Naked City
Perry, Strayhorn spar over education funding
By Amy Smith, Fri., July 1, 2005

After launching a cheery radio spot and swinging across Texas to promote his school finance plan to friendly audiences, Gov. Rick Perry returned to the Capitol on Monday, where the so-called Perry Plan faced its toughest criticism yet.
First, Comptroller Carole Keeton Strayhorn deemed the plan a failure, predicting it would create the largest tax hike in state history and force the 2007 Legislature to increase taxes by as much as $2.6 billion. The comptroller a gubernatorial candidate who is challenging Perry in next year's GOP primary also took issue with the centerpiece of Perry's plan a $7 billion property tax cut which Strayhorn said would leave the state with a $200 million shortfall. "This is the second plan Gov. Perry has offered up and, like the first, it simply does not add up," she said. She advised the governor to "pull down this plan, regroup, and try again."

About an hour later, several members of the House Ways and Means Committee aired similar concerns, even after a team of Perry representatives laid out the proposal in greater detail. Committee members viewed the plan as a short-term bandage that fails to identify how the state will continue paying for future property tax cuts after the first budget year. They also pointed out the plan's failure to offer any significant reforms in business tax loopholes. The committee took no action. Chairman Jim Keffer, R-Eastland, allowed that Perry's radio ad and road show put lawmakers in a tough spot. It's one thing for the governor to try to sell the proposal to voters, Keffer said, but legislators have the onus of delivering on promises that aren't even in the plan. "Now we have to try to live up to that sound bite," he said.

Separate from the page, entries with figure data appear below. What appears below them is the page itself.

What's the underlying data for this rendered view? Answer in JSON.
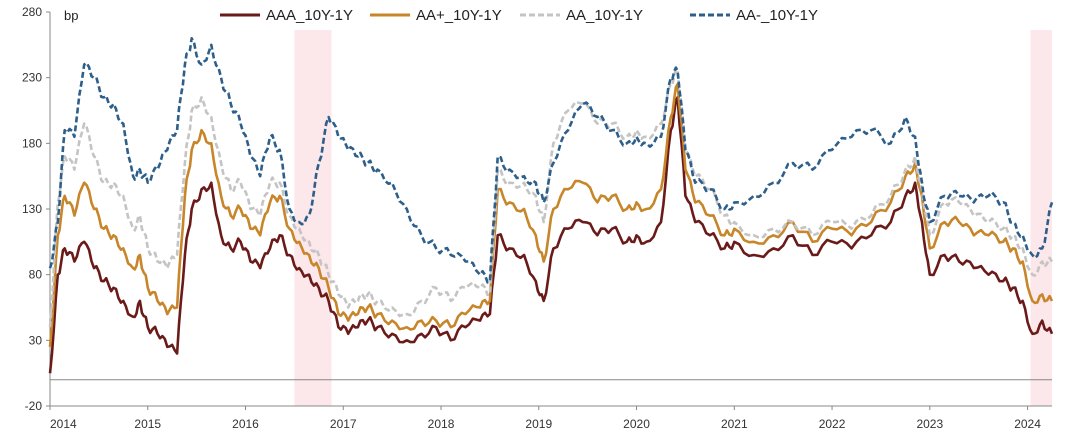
{
  "chart_data": {
    "type": "line",
    "unit_label": "bp",
    "ylim": [
      -20,
      280
    ],
    "y_ticks": [
      "280",
      "230",
      "180",
      "130",
      "80",
      "30",
      "-20"
    ],
    "x_ticks": [
      "2014",
      "2015",
      "2016",
      "2017",
      "2018",
      "2019",
      "2020",
      "2021",
      "2022",
      "2023",
      "2024"
    ],
    "grid": false,
    "legend_position": "top",
    "shaded_periods": [
      {
        "start": 2016.5,
        "end": 2016.88
      },
      {
        "start": 2024.03,
        "end": 2024.25
      }
    ],
    "series": [
      {
        "name": "AAA_10Y-1Y",
        "color": "#6b1a1a",
        "dash": "solid",
        "x": [
          2014.0,
          2014.08,
          2014.15,
          2014.25,
          2014.35,
          2014.45,
          2014.55,
          2014.65,
          2014.75,
          2014.85,
          2014.92,
          2015.0,
          2015.1,
          2015.2,
          2015.3,
          2015.38,
          2015.45,
          2015.55,
          2015.65,
          2015.75,
          2015.85,
          2015.95,
          2016.05,
          2016.15,
          2016.25,
          2016.35,
          2016.45,
          2016.55,
          2016.65,
          2016.75,
          2016.85,
          2016.95,
          2017.05,
          2017.15,
          2017.25,
          2017.35,
          2017.5,
          2017.65,
          2017.8,
          2017.95,
          2018.1,
          2018.25,
          2018.4,
          2018.5,
          2018.58,
          2018.7,
          2018.85,
          2018.97,
          2019.05,
          2019.15,
          2019.3,
          2019.45,
          2019.6,
          2019.75,
          2019.9,
          2020.0,
          2020.1,
          2020.25,
          2020.35,
          2020.42,
          2020.5,
          2020.6,
          2020.75,
          2020.9,
          2021.0,
          2021.2,
          2021.4,
          2021.6,
          2021.8,
          2022.0,
          2022.2,
          2022.4,
          2022.6,
          2022.75,
          2022.85,
          2022.92,
          2023.0,
          2023.15,
          2023.3,
          2023.45,
          2023.6,
          2023.75,
          2023.85,
          2023.95,
          2024.05,
          2024.15,
          2024.25
        ],
        "y": [
          5,
          80,
          100,
          90,
          105,
          85,
          75,
          70,
          60,
          48,
          60,
          40,
          35,
          25,
          20,
          95,
          130,
          145,
          150,
          110,
          100,
          105,
          90,
          85,
          100,
          110,
          95,
          85,
          80,
          70,
          60,
          40,
          35,
          40,
          45,
          40,
          35,
          30,
          35,
          40,
          30,
          40,
          45,
          50,
          110,
          100,
          95,
          75,
          60,
          100,
          115,
          120,
          110,
          115,
          105,
          110,
          105,
          120,
          190,
          215,
          140,
          120,
          110,
          100,
          105,
          95,
          100,
          110,
          95,
          105,
          100,
          110,
          120,
          140,
          150,
          120,
          80,
          95,
          90,
          85,
          80,
          75,
          70,
          60,
          35,
          45,
          35
        ]
      },
      {
        "name": "AA+_10Y-1Y",
        "color": "#c8862a",
        "dash": "solid",
        "x": [
          2014.0,
          2014.08,
          2014.15,
          2014.25,
          2014.35,
          2014.45,
          2014.55,
          2014.65,
          2014.75,
          2014.85,
          2014.92,
          2015.0,
          2015.1,
          2015.2,
          2015.3,
          2015.38,
          2015.45,
          2015.55,
          2015.65,
          2015.75,
          2015.85,
          2015.95,
          2016.05,
          2016.15,
          2016.25,
          2016.35,
          2016.45,
          2016.55,
          2016.65,
          2016.75,
          2016.85,
          2016.95,
          2017.05,
          2017.15,
          2017.25,
          2017.35,
          2017.5,
          2017.65,
          2017.8,
          2017.95,
          2018.1,
          2018.25,
          2018.4,
          2018.5,
          2018.58,
          2018.7,
          2018.85,
          2018.97,
          2019.05,
          2019.15,
          2019.3,
          2019.45,
          2019.6,
          2019.75,
          2019.9,
          2020.0,
          2020.1,
          2020.25,
          2020.35,
          2020.42,
          2020.5,
          2020.6,
          2020.75,
          2020.9,
          2021.0,
          2021.2,
          2021.4,
          2021.6,
          2021.8,
          2022.0,
          2022.2,
          2022.4,
          2022.6,
          2022.75,
          2022.85,
          2022.92,
          2023.0,
          2023.15,
          2023.3,
          2023.45,
          2023.6,
          2023.75,
          2023.85,
          2023.95,
          2024.05,
          2024.15,
          2024.25
        ],
        "y": [
          25,
          110,
          140,
          125,
          150,
          130,
          115,
          110,
          100,
          85,
          95,
          70,
          60,
          50,
          55,
          140,
          175,
          190,
          180,
          140,
          125,
          130,
          115,
          110,
          135,
          140,
          115,
          105,
          95,
          85,
          70,
          50,
          45,
          50,
          55,
          50,
          45,
          40,
          45,
          45,
          40,
          50,
          55,
          60,
          145,
          135,
          130,
          110,
          90,
          130,
          145,
          150,
          135,
          140,
          130,
          135,
          130,
          145,
          200,
          225,
          160,
          135,
          125,
          110,
          115,
          105,
          110,
          120,
          105,
          115,
          110,
          120,
          135,
          155,
          165,
          140,
          100,
          120,
          120,
          110,
          110,
          105,
          100,
          90,
          60,
          65,
          60
        ]
      },
      {
        "name": "AA_10Y-1Y",
        "color": "#c4c4c4",
        "dash": "dashed",
        "x": [
          2014.0,
          2014.08,
          2014.15,
          2014.25,
          2014.35,
          2014.45,
          2014.55,
          2014.65,
          2014.75,
          2014.85,
          2014.92,
          2015.0,
          2015.1,
          2015.2,
          2015.3,
          2015.38,
          2015.45,
          2015.55,
          2015.65,
          2015.75,
          2015.85,
          2015.95,
          2016.05,
          2016.15,
          2016.25,
          2016.35,
          2016.45,
          2016.55,
          2016.65,
          2016.75,
          2016.85,
          2016.95,
          2017.05,
          2017.15,
          2017.25,
          2017.35,
          2017.5,
          2017.65,
          2017.8,
          2017.95,
          2018.1,
          2018.25,
          2018.4,
          2018.5,
          2018.58,
          2018.7,
          2018.85,
          2018.97,
          2019.05,
          2019.15,
          2019.3,
          2019.45,
          2019.6,
          2019.75,
          2019.9,
          2020.0,
          2020.1,
          2020.25,
          2020.35,
          2020.42,
          2020.5,
          2020.6,
          2020.75,
          2020.9,
          2021.0,
          2021.2,
          2021.4,
          2021.6,
          2021.8,
          2022.0,
          2022.2,
          2022.4,
          2022.6,
          2022.75,
          2022.85,
          2022.92,
          2023.0,
          2023.15,
          2023.3,
          2023.45,
          2023.6,
          2023.75,
          2023.85,
          2023.95,
          2024.05,
          2024.15,
          2024.25
        ],
        "y": [
          40,
          135,
          170,
          160,
          195,
          170,
          150,
          150,
          140,
          115,
          125,
          100,
          90,
          85,
          95,
          165,
          205,
          215,
          200,
          165,
          145,
          150,
          130,
          125,
          150,
          150,
          125,
          115,
          105,
          95,
          80,
          65,
          55,
          60,
          65,
          60,
          55,
          50,
          60,
          70,
          60,
          70,
          70,
          65,
          160,
          150,
          150,
          140,
          120,
          180,
          205,
          210,
          195,
          195,
          185,
          190,
          185,
          195,
          225,
          235,
          175,
          155,
          145,
          125,
          120,
          110,
          115,
          120,
          110,
          120,
          115,
          125,
          140,
          160,
          170,
          145,
          110,
          135,
          135,
          125,
          120,
          115,
          110,
          100,
          80,
          90,
          90
        ]
      },
      {
        "name": "AA-_10Y-1Y",
        "color": "#2e5f8a",
        "dash": "dashed",
        "x": [
          2014.0,
          2014.08,
          2014.15,
          2014.25,
          2014.35,
          2014.45,
          2014.55,
          2014.65,
          2014.75,
          2014.85,
          2014.92,
          2015.0,
          2015.1,
          2015.2,
          2015.3,
          2015.38,
          2015.45,
          2015.55,
          2015.65,
          2015.75,
          2015.85,
          2015.95,
          2016.05,
          2016.15,
          2016.25,
          2016.35,
          2016.45,
          2016.55,
          2016.65,
          2016.75,
          2016.85,
          2016.95,
          2017.05,
          2017.15,
          2017.25,
          2017.35,
          2017.5,
          2017.65,
          2017.8,
          2017.95,
          2018.1,
          2018.25,
          2018.4,
          2018.5,
          2018.58,
          2018.7,
          2018.85,
          2018.97,
          2019.05,
          2019.15,
          2019.3,
          2019.45,
          2019.6,
          2019.75,
          2019.9,
          2020.0,
          2020.1,
          2020.25,
          2020.35,
          2020.42,
          2020.5,
          2020.6,
          2020.75,
          2020.9,
          2021.0,
          2021.2,
          2021.4,
          2021.6,
          2021.8,
          2022.0,
          2022.2,
          2022.4,
          2022.6,
          2022.75,
          2022.85,
          2022.92,
          2023.0,
          2023.15,
          2023.3,
          2023.45,
          2023.6,
          2023.75,
          2023.85,
          2023.95,
          2024.05,
          2024.15,
          2024.25
        ],
        "y": [
          85,
          120,
          190,
          185,
          240,
          230,
          215,
          210,
          195,
          155,
          160,
          150,
          160,
          175,
          190,
          240,
          260,
          240,
          255,
          230,
          210,
          195,
          170,
          155,
          185,
          175,
          130,
          120,
          125,
          165,
          200,
          185,
          175,
          170,
          165,
          160,
          150,
          130,
          110,
          100,
          95,
          90,
          80,
          75,
          170,
          160,
          155,
          150,
          135,
          165,
          190,
          210,
          200,
          190,
          180,
          185,
          180,
          185,
          230,
          235,
          175,
          150,
          145,
          130,
          135,
          140,
          150,
          165,
          160,
          175,
          185,
          190,
          180,
          200,
          185,
          150,
          120,
          140,
          140,
          135,
          140,
          135,
          120,
          110,
          95,
          100,
          135
        ]
      }
    ]
  }
}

Keffer had solicited the comptroller's analysis of the Perry Plan, but Strayhorn took advantage of the opportunity to publicly lambaste the proposal at a well-attended press conference.
Perry spokeswoman Kathy Walt dismissed the comptroller's attacks as political grandstanding. "Everyone had hoped [Strayhorn] could put aside her political ambition with her well-established pattern of cheap political attacks to provide an honest analysis," Walt said. "Unfortunately, she is trying to stand in the way of a record $7 billion property tax cut and a $5 billion increase for schools to further her political agenda." Walt also took issue with Strayhorn's refusal to present her own school finance plan. The comptroller has so far declined the invitation, saying Perry would thumb his nose at anything she proposed.
Perry's plan did get at least a partial thumbs-up on Monday, with the state chapter of Americans for Prosperity and a new group called First Class Education touting the governor's support for "the 65 cent solution." The proposal stems from an anti-tax sentiment that Texas taxpayers spend more money on education, while school districts spend less on actual classroom instruction. The proposal would require school districts to spend at least 65 cents of every education dollar in the classroom. The idea is that the plan would reap an additional $1.6 billion for instruction without raising taxes. Perry's radio ads plug the "65 cent solution," and House Public Ed Chair Kent Grusendorf added the plan as an amendment to HB 2, the school finance bill that legislators passed on Tuesday. The tax component of the plan will be considered separately.